Renowned as a dangerous attacking full-back - before the trend of offensive full-backs truly took off - the former Inter Milan defender became accustomed to playing in a number of different formations under British and Italian managers.
Current boss Koeman set his side up with a back four and a back five during his maiden season in charge of the Blues, but Pistone believes the team’s balance, rather than a particular system, has been key to success.
“For me, formations are just numbers - what you really need is a good balance in the team,” he explains. “You need to work in training on the way you want to play and everyone needs to understand that, then you can be successful.
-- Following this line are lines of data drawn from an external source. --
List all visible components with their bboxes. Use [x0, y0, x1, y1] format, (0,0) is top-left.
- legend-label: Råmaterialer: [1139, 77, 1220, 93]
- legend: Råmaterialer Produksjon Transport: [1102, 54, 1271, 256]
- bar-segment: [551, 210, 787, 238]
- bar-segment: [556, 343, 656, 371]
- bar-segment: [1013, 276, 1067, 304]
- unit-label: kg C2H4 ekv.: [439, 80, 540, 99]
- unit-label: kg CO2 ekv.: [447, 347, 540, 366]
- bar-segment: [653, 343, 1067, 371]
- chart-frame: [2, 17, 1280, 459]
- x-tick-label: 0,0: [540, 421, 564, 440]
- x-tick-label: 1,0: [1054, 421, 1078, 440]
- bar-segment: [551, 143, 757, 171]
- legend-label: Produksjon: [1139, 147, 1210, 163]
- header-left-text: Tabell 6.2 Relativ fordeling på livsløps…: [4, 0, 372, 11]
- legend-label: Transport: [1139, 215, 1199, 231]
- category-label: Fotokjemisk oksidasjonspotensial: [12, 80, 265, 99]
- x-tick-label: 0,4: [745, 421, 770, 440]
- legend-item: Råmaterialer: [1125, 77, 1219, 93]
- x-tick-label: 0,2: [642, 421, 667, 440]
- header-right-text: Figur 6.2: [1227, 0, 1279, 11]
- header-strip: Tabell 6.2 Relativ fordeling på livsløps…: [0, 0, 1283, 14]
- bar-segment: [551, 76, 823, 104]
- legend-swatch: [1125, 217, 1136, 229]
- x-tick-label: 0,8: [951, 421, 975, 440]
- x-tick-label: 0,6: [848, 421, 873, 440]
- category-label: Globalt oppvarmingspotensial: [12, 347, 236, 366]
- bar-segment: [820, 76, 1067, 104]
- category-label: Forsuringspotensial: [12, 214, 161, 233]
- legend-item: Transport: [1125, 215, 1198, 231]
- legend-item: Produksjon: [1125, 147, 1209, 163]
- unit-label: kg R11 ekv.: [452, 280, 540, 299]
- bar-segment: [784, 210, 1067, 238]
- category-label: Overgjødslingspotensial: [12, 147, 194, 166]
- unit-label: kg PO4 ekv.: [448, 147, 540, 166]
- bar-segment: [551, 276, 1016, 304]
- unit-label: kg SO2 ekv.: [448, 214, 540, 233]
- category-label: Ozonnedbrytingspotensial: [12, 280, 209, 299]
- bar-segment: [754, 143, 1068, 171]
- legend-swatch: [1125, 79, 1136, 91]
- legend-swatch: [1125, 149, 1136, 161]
“Whether you play three, four or five at the back, it does not really matter. Every tactic has advantages and disadvantages but playing as a team is always the most important thing in football.”
Since calling time on his playing days, Pistone has opened his own restaurant in his homeland and also turned his hand to coaching.
“I started off at my local club where I was when I was 15, it was a good experience and we had some good results,” he reveals. “After that, I had a spell with Varese, whose first team were in Serie B at the time, working with the young players there.
“Last year I worked with a senior team for the first time - a team called Oggiono in the third division in Italy. Unfortunately, we had some problems and I had to leave in November. Now I’m waiting for another opportunity but it is only a matter of time before I get back into it.
“I love coaching. I love to watch games, analyse things and create ways of winning. Football has always been part of my life and coaching has been the next chapter for me since I finished playing.
And what about a return to English shores in the future?
“I always had good experiences in England, so I would be very happy to come back over if the right opportunity became available,” he reveals. “Never say never.”